The compound interest of daily thinking
What surprises me most after six years of this practice is how the insights build on each other. A realization from Tuesday's ride becomes the foundation for Friday's breakthrough. Questions I asked myself three years ago finally get answered on a random Wednesday, not because I forced it but because I kept showing up, kept cycling, kept creating space for my mind to work.
This cumulative effect is powerful. Problems that would have paralyzed me in my forties now feel manageable, not because I've become smarter but because I've developed a reliable process for thinking through complexity. Ride, think, ride some more, think deeper, come home with something useful—or at least with a clearer understanding of what I don't know.
The business decisions I make now in my consulting work are sharper, cleaner, less clouded by ego or fear. The relationship choices—how to blend families, how to be a grandfather, how to age alongside someone instead of in parallel—come from a deeper place.
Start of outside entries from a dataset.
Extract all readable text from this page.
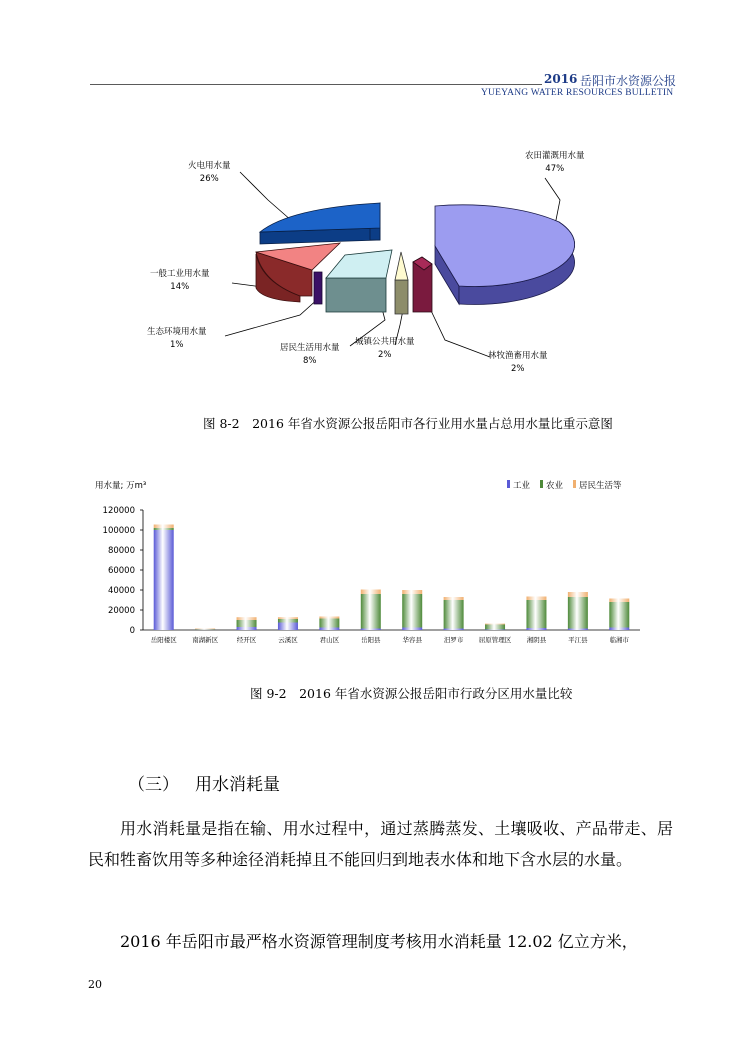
2016 岳阳市水资源公报
YUEYANG WATER RESOURCES BULLETIN
农田灌溉用水量
47%
林牧渔畜用水量
2%
城镇公共用水量
2%
居民生活用水量
8%
生态环境用水量
1%
一般工业用水量
14%
火电用水量
26%
图 8-2　2016 年省水资源公报岳阳市各行业用水量占总用水量比重示意图
用水量; 万m³	工业 农业 居民生活等
0
20000
40000
60000
80000
100000
120000
岳阳楼区 南湖新区	经开区	云溪区	君山区	岳阳县	华容县	汨罗市 屈原管理区 湘阴县	平江县	临湘市
图 9-2　2016 年省水资源公报岳阳市行政分区用水量比较
（三） 用水消耗量
用水消耗量是指在输、用水过程中，通过蒸腾蒸发、土壤吸收、产品带走、居民和牲畜饮用等多种途径消耗掉且不能回归到地表水体和地下含水层的水量。
2016 年岳阳市最严格水资源管理制度考核用水消耗量 12.02 亿立方米，
20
Even the small stuff, like whether to commit to another volunteer shift or how to respond to a critical email, gets filtered through kilometres of contemplation.
Final words
If you're waiting for the perfect conditions to start a thinking practice, you'll wait forever. My knees hurt most mornings. Toronto winters are brutal. Some days I'd rather stay in bed. But I go anyway, because I know that somewhere between kilometre ten and kilometre twenty, my brain will start doing the work that no amount of sitting and pondering seems to accomplish.
The health benefits are real but honestly secondary. What matters is that I've found a reliable way to cut through my own noise and find signal. In a world designed to scatter our attention, the simple act of cycling in one direction for an hour has become revolutionary.
Start tomorrow. Don't overthink it. Just ride, and see what thoughts decide to join you. The answers you're looking for might be waiting at kilometre twenty.